Поставив масляную лампу на место, Родарик посмотрел на нее долгим взглядом.

— Прямо сейчас, Дайони, я готов тебя убить. Но, учитывая что я и сам не безгрешен, подозреваю, что в конце концов я тебя прощу. — Он обернулся к Виллу: — Вы, наверное, не тот человек, кому я доверил бы эту тайну, если бы мог выбивать Но раз уж вы замешаны в этом деле, то остается лишь надеяться, что к лучшему. Я надеюсь, что могу на вас положиться и поручить вам выяснить как можно больше среди ваших, боюсь, не самых достойных…

Вилл подал Дайони руку и помог ей подняться.

— Если Машину Хаоса взяли хоксбриджские толстопяты, я найду способ ее вернуть. Но если ее похитили шпионы какого-нибудь другого короля, князя или герцога… Эта вещь пропала уже три дня назад и может теперь быть где угодно — в Риджксленде, в Шенебуа или в Монтсье, а с тем же успехом и в Херндайке, Брайдморе или Монтань-дю-Солей.

— Нет, — сказал Родарик, — не думаю. Поддерживая работу этого механизма, я и сам настроился на него. На вибрацию маленьких камней, которые составляют часть механизма. В двух словах: я не думаю, чтобы Машина Хаоса могла быть унесена далеко либо могла пересечь границы так, чтобы я этого не знал.

Вилл задумчиво нахмурился.

— Если тут дело в каком-то магическом взаимном притяжении, то это может помочь вернуть Сокровище. — Он вспомнил, как сидел на большой белой кровати Лили и спрашивал, что она читает. — А ведь я всего два дня назад держал в руках Мандевиля — жаль, что у меня сейчас нет этой книги!

Но мысль о Мандевиле подала ему другую идею.

— Хоксбриджский университет самим своим существованием обязан указу короля. Все профессора давали клятву служить короне. И весь преподавательский состав колледжа Малахим состоит из магов и естествоиспытателей — они могут подсказать, что делать.

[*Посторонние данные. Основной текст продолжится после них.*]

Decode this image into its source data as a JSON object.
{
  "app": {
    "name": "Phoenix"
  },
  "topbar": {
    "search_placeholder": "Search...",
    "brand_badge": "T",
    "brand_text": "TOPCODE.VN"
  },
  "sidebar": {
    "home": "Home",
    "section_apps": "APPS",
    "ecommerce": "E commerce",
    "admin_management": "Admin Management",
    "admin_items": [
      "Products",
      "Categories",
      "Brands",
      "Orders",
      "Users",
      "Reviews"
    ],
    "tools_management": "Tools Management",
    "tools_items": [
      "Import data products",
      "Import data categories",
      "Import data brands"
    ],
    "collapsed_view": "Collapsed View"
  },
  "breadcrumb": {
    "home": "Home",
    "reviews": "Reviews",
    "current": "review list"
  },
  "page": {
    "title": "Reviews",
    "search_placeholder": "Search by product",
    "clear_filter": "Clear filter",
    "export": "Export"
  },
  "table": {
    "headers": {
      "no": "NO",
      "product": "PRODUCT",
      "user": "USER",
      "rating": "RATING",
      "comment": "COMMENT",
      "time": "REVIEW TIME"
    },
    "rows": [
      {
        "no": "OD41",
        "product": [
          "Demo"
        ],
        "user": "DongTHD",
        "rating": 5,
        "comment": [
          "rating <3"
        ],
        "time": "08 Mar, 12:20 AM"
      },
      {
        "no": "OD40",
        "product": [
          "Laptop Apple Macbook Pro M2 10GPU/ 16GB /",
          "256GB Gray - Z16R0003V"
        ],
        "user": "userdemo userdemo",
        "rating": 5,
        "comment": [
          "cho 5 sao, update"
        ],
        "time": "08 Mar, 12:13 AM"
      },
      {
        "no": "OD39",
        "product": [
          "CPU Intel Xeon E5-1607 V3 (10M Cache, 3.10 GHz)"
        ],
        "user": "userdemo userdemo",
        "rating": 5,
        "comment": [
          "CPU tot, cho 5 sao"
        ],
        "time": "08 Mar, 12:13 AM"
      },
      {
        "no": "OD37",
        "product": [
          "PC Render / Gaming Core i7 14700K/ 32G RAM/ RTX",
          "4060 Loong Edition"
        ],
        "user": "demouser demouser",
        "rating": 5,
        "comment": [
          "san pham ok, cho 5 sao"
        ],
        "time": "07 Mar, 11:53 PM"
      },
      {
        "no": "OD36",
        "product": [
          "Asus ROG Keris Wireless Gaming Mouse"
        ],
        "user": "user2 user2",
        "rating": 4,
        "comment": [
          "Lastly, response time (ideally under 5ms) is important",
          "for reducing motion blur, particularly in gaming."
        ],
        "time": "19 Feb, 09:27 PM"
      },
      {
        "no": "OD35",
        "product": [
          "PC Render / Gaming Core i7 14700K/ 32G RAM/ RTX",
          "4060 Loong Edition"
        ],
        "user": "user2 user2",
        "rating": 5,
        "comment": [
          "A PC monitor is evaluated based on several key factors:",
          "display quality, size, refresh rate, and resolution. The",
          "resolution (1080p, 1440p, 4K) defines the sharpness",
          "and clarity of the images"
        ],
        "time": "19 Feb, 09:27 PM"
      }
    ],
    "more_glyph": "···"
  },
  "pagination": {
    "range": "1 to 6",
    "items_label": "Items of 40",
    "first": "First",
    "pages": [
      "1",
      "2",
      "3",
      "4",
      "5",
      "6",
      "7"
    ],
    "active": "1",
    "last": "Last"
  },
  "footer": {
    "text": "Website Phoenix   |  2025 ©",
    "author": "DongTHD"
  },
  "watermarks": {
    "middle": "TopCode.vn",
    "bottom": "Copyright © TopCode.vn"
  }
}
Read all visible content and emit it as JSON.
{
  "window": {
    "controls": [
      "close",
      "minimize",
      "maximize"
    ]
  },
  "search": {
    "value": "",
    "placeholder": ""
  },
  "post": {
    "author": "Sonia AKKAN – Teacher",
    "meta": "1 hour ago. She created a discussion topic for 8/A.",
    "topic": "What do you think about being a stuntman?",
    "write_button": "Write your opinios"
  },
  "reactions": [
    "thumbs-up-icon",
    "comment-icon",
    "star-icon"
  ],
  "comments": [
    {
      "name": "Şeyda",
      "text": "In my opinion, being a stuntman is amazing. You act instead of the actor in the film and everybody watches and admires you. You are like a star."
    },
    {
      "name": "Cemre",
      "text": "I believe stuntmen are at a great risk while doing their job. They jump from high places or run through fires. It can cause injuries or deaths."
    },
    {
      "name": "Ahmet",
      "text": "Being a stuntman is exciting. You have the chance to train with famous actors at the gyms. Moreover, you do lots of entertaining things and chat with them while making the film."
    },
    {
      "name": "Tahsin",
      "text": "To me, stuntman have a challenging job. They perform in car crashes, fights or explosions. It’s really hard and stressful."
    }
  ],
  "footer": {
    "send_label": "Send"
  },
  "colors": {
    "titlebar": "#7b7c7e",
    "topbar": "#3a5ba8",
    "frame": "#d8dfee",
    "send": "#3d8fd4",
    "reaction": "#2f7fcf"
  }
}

Родарик обдумал это и быстро принял решение.

— Я напишу декану и попрошу его устроить мне встречу с двумя лучшими учеными. А пока, — заключил он, — никому ничего не говорите и никому не доверяйте. Вы сами сказали — неизвестно, как далеко может распространиться заговор и кто может в нем участвовать.

13

Тарнбург, Винтерскар.

Одиннадцатью месяцами раньше — 26 бореаля 6537 г.


— Это не тот дом, — сказал король Джарред. — Я никогда не был здесь раньше и определенно не собирался сюда сейчас. — Когда он это сказал, то почувствовал, как у него мороз побежал по коже, его на мгновение охватил необъяснимый ужас.

Кучер и два лакея озадаченно переглянулись.

— Ваше Величество…— начал кучер, но замолчал и лишь в совершенном замешательстве покачал головой. Джарред открыл дверцу своей маленькой позолоченной кареты, сам откинул подножку и вернулся внутрь.

— Вы просто ошиблись. Вы неточно следовали моим инструкциям, и больше тут говорить нечего.

Но явно было что-то еще, судя по смущенным взглядам кучера и лакеев и по их продолжительному молчанию.

— Ну? — спросил Джарред с глубоким вздохом. — Вы же не хотите сказать, что здесь живет мой друг Мариус Буврей? Я бывал у него уже десяток раз.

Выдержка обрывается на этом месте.